Art in Rome in the Eighteenth Century
Title | Art in Rome in the Eighteenth Century PDF eBook |
Author | Museum of Fine Arts, Houston |
Publisher | Philadelphia Museum (PA) |
Pages | 632 |
Release | 2000 |
Genre | Art |
ISBN |
"Caught between the Theatricality of the Baroque and the acute sensibility of Romanticism, art in Rome in the eighteenth century has long been a neglected area of study." "The grand scale and spectacular diversity of the period are comprehensively captured for the first time in this definitive history of the period, produced to accompany a major U.S. exhibition organized by the Philadelphia Museum of Art and The Museum of Fine Arts, Houston, and documenting the work of over 150 artists. With over 450 illustrations, and texts by an outstanding array of experts from around the world, Art in Rome in the Eighteenth Century provides a massively authoritative survey of a fascinating era."--BOOK JACKET.Title Summary field provided by Blackwell North America, Inc. All Rights Reserved
Translating Italy for the Eighteenth Century
Title | Translating Italy for the Eighteenth Century PDF eBook |
Author | Mirella Agorni |
Publisher | Routledge |
Pages | 178 |
Release | 2014-04-08 |
Genre | Language Arts & Disciplines |
ISBN | 1317640632 |
Translating Italy in the Eighteenth Century offers a historical analysis of the role played by translation in that complex redefinition of women's writing that was taking place in Britain in the second half of the eighteenth century. It investigates the ways in which women writers managed to appropriate images of Italy and adapt them to their own purposes in a period which covers the 'moral turn' in women's writing in the 1740s and foreshadows the Romantic interest in Italy at the end of the century. A brief survey of translations produced by women in the period 1730-1799 provides an overview of the genres favoured by women translators, such as the moral novel, sentimental play and a type of conduct literature of a distinctively 'proto-feminist' character. Elizabeth Carter's translation of Francesco Algarotti's II Newtonianesimo per le Dame (1739) is one of the best examples of the latter kind of texts. A close reading of the English translation indicates a 'proto-feminist' exploitation of the myth of Italian women's cultural prestige. Another genre increasingly accessible to women, namely travel writing, confirms this female interest in Italy. Female travellers who visited Italy in the second half of the century, such as Hester Piozzi, observed the state of women's education through the lenses provided by Carter.

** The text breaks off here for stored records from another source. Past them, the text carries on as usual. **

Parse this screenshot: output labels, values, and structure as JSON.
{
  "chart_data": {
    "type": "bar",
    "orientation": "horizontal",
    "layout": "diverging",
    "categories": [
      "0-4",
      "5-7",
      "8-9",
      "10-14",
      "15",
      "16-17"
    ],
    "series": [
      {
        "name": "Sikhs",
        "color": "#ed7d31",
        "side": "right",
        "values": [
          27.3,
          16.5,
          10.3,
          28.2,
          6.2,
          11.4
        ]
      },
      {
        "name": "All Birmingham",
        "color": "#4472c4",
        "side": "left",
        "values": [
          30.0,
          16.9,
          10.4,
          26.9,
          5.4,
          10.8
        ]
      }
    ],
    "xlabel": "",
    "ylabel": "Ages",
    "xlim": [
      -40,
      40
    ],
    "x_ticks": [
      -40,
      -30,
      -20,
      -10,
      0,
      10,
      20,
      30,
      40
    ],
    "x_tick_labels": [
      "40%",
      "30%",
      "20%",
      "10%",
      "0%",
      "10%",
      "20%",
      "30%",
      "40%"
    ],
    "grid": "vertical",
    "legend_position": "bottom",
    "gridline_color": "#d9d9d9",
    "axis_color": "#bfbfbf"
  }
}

Piozzi's image of Italy, a paradoxical mixture of imagination and realistic observation, became a powerful symbolic source, which enabled the fictional image of a modern, relatively egalitarian British society to take shape.
Naples in the Eighteenth Century
Title | Naples in the Eighteenth Century PDF eBook |
Author | Girolamo Imbruglia |
Publisher | Cambridge University Press |
Pages | 218 |
Release | 2000-09-28 |
Genre | History |
ISBN | 0521631661 |
In 1734 the kingdom of Naples became an independent monarchy, but in 1799 a Jacobin revolution transformed it briefly into a republic. In these few but intense decades of independence all the great problems of the age of the Enlightenment became apparent: attacks on feudalism and on the power of the Catholic Church, the struggle for a modern economy, and aspirations to change the administrative machinery and the judicial system. Yet Naples was also the city visited by Winckelmann and Goethe, the city of Sir William Hamilton, of the study of Pompeii and Herculanum, and of the greatest musicians of the age. This collection of essays addresses a range of issues in the city's political and cultural history, and demonstrates the city's importance in shaping the modern, enlightened culture of Europe.